Copying of symbolic links not working as expected

Eliot Moss moss@cs.umass.edu
Sun Apr 21 12:20:00 GMT 2019


On 4/21/2019 7:45 AM, Matt D. wrote:
> Note that this creates a chicken-and-the-egg problem when copying paths which contain symbolic links 
> which will be but are not yet valid at the time of copying.
> 
> For example, copying a very large and complex tree with many lots of links will result in a broken 
> copy.

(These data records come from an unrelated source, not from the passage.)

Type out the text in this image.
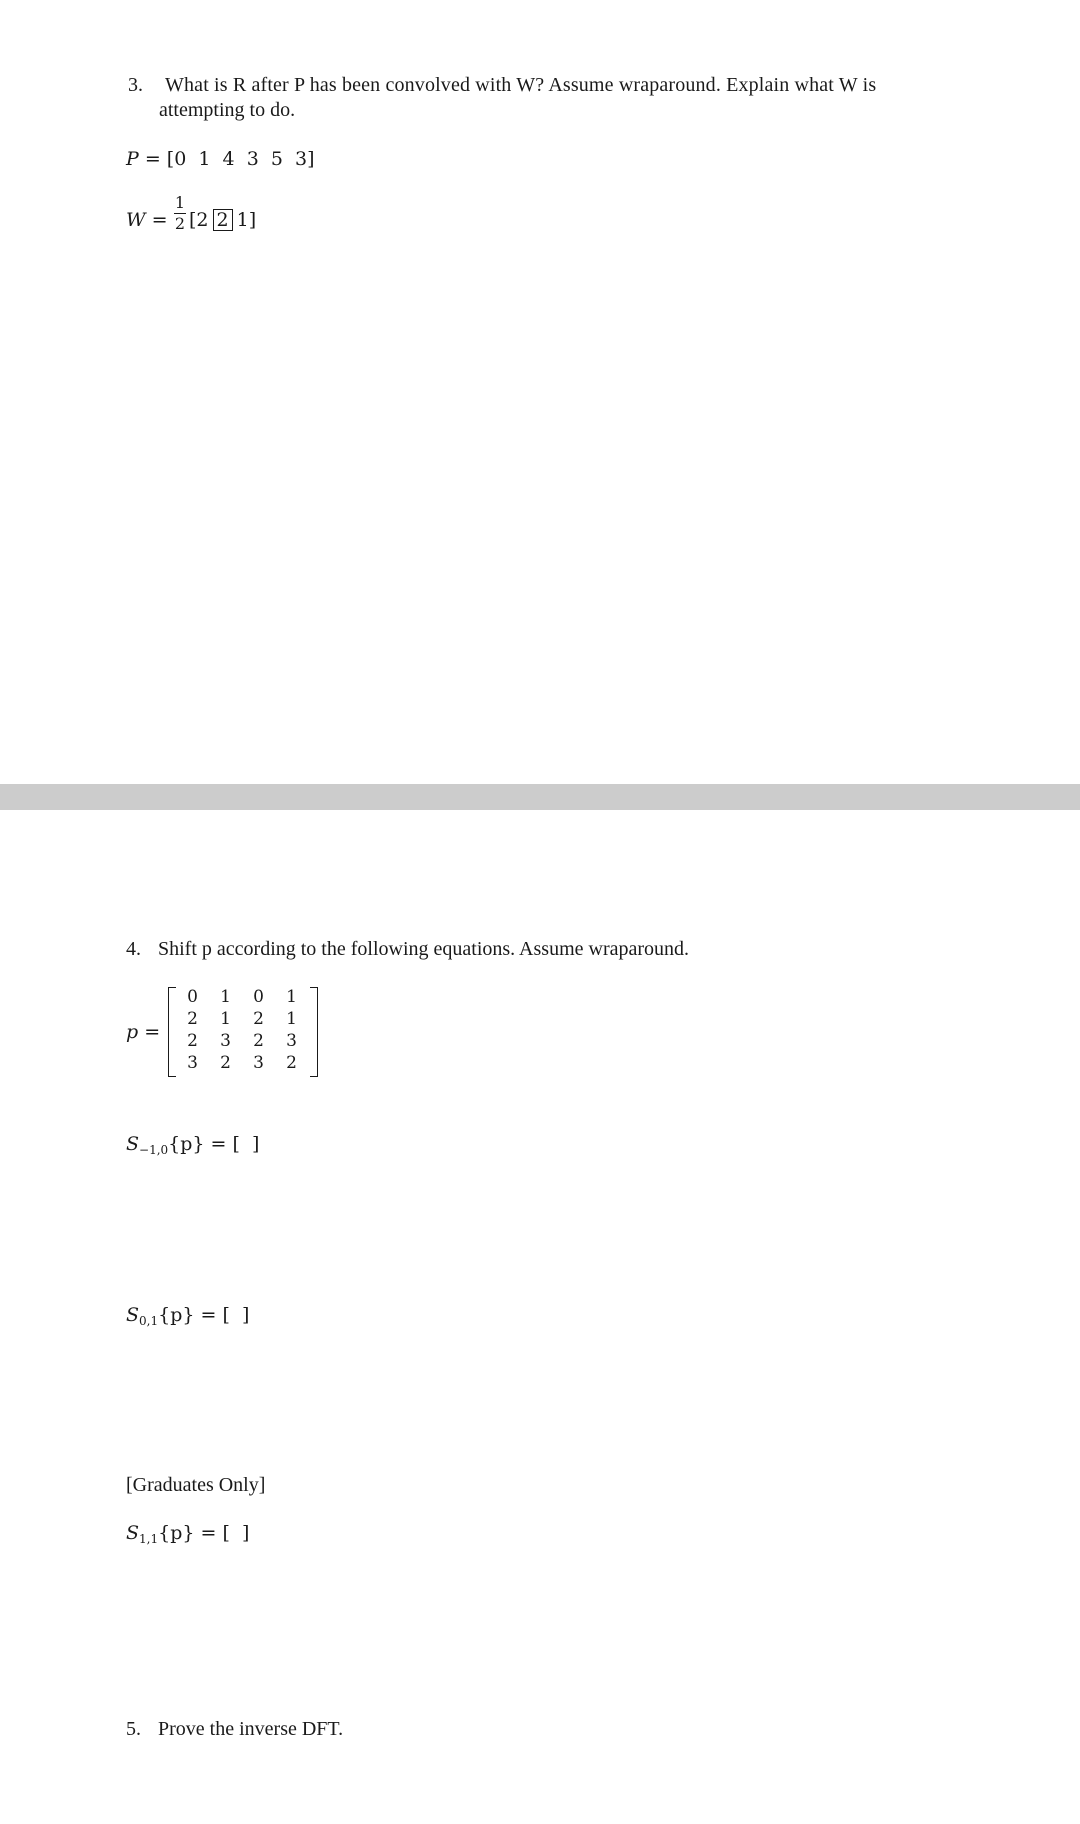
3. What is R after P has been convolved with W? Assume wraparound. Explain what W is
attempting to do.
P = [0  1  4  3  5  3]
W =
1
2 [2 2 1]
4. Shift p according to the following equations. Assume wraparound.
p =
0	1	0	1
2	1	2	1
2	3	2	3
3	2	3	2
$S_{-1,0}\{p\}$ = [  ]
$S_{0,1}\{p\}$ = [  ]
[Graduates Only]
$S_{1,1}\{p\}$ = [  ]
5. Prove the inverse DFT.
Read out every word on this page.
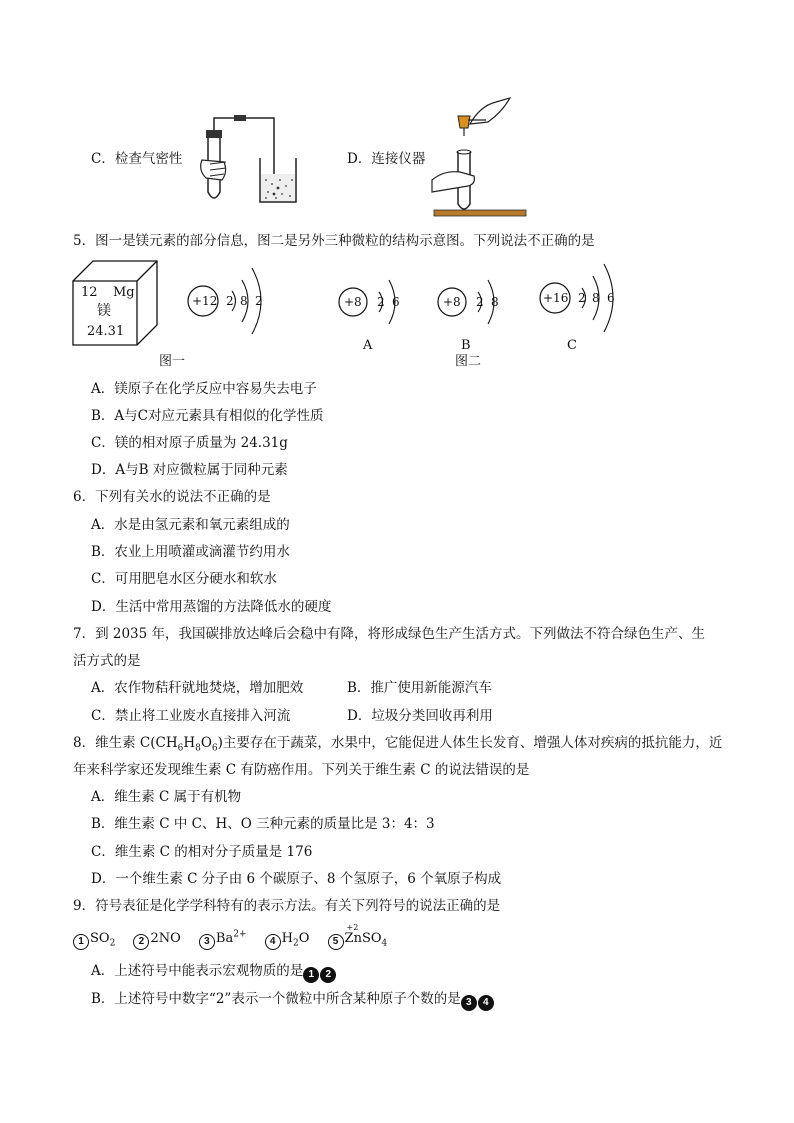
C．检查气密性	D．连接仪器
5．图一是镁元素的部分信息，图二是另外三种微粒的结构示意图。下列说法不正确的是
12 Mg
镁
24.31
+12 2 8 2	+8 2 6
A
+8 2 8
B
+16 2 8 6
C
图一	图二
A．镁原子在化学反应中容易失去电子
B．A与C对应元素具有相似的化学性质
C．镁的相对原子质量为 24.31g
D．A与B 对应微粒属于同种元素
6．下列有关水的说法不正确的是
A．水是由氢元素和氧元素组成的
B．农业上用喷灌或滴灌节约用水
C．可用肥皂水区分硬水和软水
D．生活中常用蒸馏的方法降低水的硬度
7．到 2035 年，我国碳排放达峰后会稳中有降，将形成绿色生产生活方式。下列做法不符合绿色生产、生
活方式的是
A．农作物秸秆就地焚烧，增加肥效	B．推广使用新能源汽车
C．禁止将工业废水直接排入河流	D．垃圾分类回收再利用
8．维生素 $C(CH_6H_8O_6)$主要存在于蔬菜，水果中，它能促进人体生长发育、增强人体对疾病的抵抗能力，近
年来科学家还发现维生素 C 有防癌作用。下列关于维生素 C 的说法错误的是
A．维生素 C 属于有机物
B．维生素 C 中 C、H、O 三种元素的质量比是 3：4：3
C．维生素 C 的相对分子质量是 176
D．一个维生素 C 分子由 6 个碳原子、8 个氢原子，6 个氧原子构成
9．符号表征是化学学科特有的表示方法。有关下列符号的说法正确的是
1 $SO_2$ 2 2NO 3 $Ba^{2+}$ 4 $H_2O$ 5
+2
ZnSO$_4$
A．上述符号中能表示宏观物质的是 1 2
B．上述符号中数字“2”表示一个微粒中所含某种原子个数的是 3 4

I'm trying to copy a directory tree right now and it's a major headache.

Dear Matt - My reading of the cp man page suggests that the
-d flag addresses this issue for cp.

Now tar has these flags available:

-h (--dereference) to follow sym links, and
--hard-dereference to follow hard links

This suggests that tar does not normally follow links.  So I am
less certain what is happening there.

Another program you might consider is rsync.  While I normally
think of it as being for efficient cross-network copying, it
works within a system as well.  It will pay to read through about
its flags before trying to use it for this purpose.

It is true that, compared with Linux, Cygwin symlinks are slightly
funky in that they are true files in the Windows file system, but
with a specific format that Cygwin recognizes as special but Windows
does not.  But that should not generally be noticeable when using
generic Cygwin versions of programs such as these.